Cassie, a timid but friendly brown stray with bald patches on her coat, was a recent arrival at the Montclair Animal Shelter. The dog, sent to New Jersey from a public pound in the Carolinas, was suffering from mange and stress caused by trying to survive on her own in the woods.
Though deeply frightened when Cassie landed in Montclair, she is now thriving – after receiving close attention and being treated to a medicated bath in the shelter’s newly-installed, heavy gauge stainless-steel dog tub. Carefully groomed and attended to, Cassie is waiting for a family or friend to come by the shelter and take her to a new home.
The brand-new dog bath was presented to the shelter by Montclair Rotary Club and its not-for-profit Foundation. The Rotary joined with the owners of the Trumpets Jazz Club of Montclair as well as private donors and many pet owners. Together, they raised over $6,000 to purchase the badly needed equipment.
Back in June, Rotary joined with the owners of Trumpets to kick off a community-based fundraising effort with a “Jazz Brunch” organized by Rotarian Linda Cranston with Trumpets owners Kristine Massari and Enrico Granafei. Rotary also used the “Go Fund Me” website to collect money for the enterprise. Generous pet lovers made donations and the club also received a $1,000 grant from Rotary District 7475 Foundation.
Shelter professionals said that dog baths are essential to the well-being of homeless canines that are brought to their facilities. Often, homeless, lost or discarded dogs are struggling to survive on the street, in wooded areas or wandering in neighborhoods. Hungry, abused and frightened, these dogs are traumatized. Stray dogs may develop such severe skin conditions as mange, which is caused by tiny mites that burrow into a dog’s skin. A dog with mange is continuously scratching its coat, irritating the underlying skin and eventually wounding itself.
“For homeless dogs living outdoors,” said Montclair Animal Shelter Executive Director Liz Morgan, “the scratching often leads to small cuts on the skin. These cuts will get infected and these stray dogs are facing multi-health issues.”

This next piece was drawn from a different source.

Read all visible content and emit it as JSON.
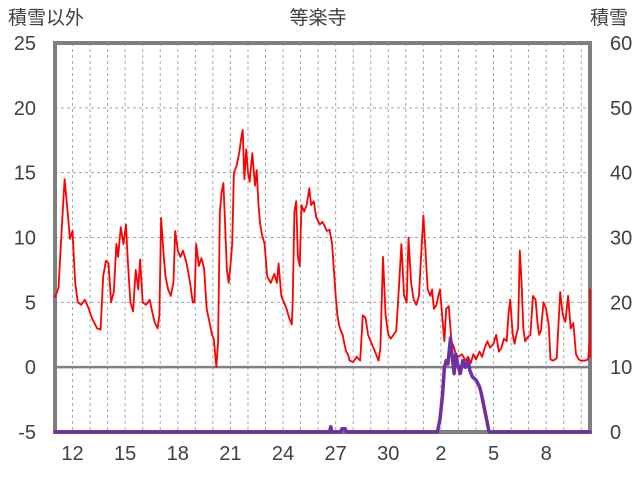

For years, the shelter’s prior tub sat unused for years, corroded with leaks and filled with laundry. Each year, more pressing needs prevailed in the shelter budget, Morgan said. In the summer, staff hosed down dogs in a space behind the shelter. In cold weather, dogs requiring medicated baths had to be transported to Cameron Animal Hospital in Montclair for washing.
“This is an absolutely amazing dog bath and it’s going to last for years,” Morgan said.
“I wanted our shelter to have a well designed tub that would not corrode” said Linda Cranston. “Our shelter now has a tub our grandchildren can use to care for our best little friends.”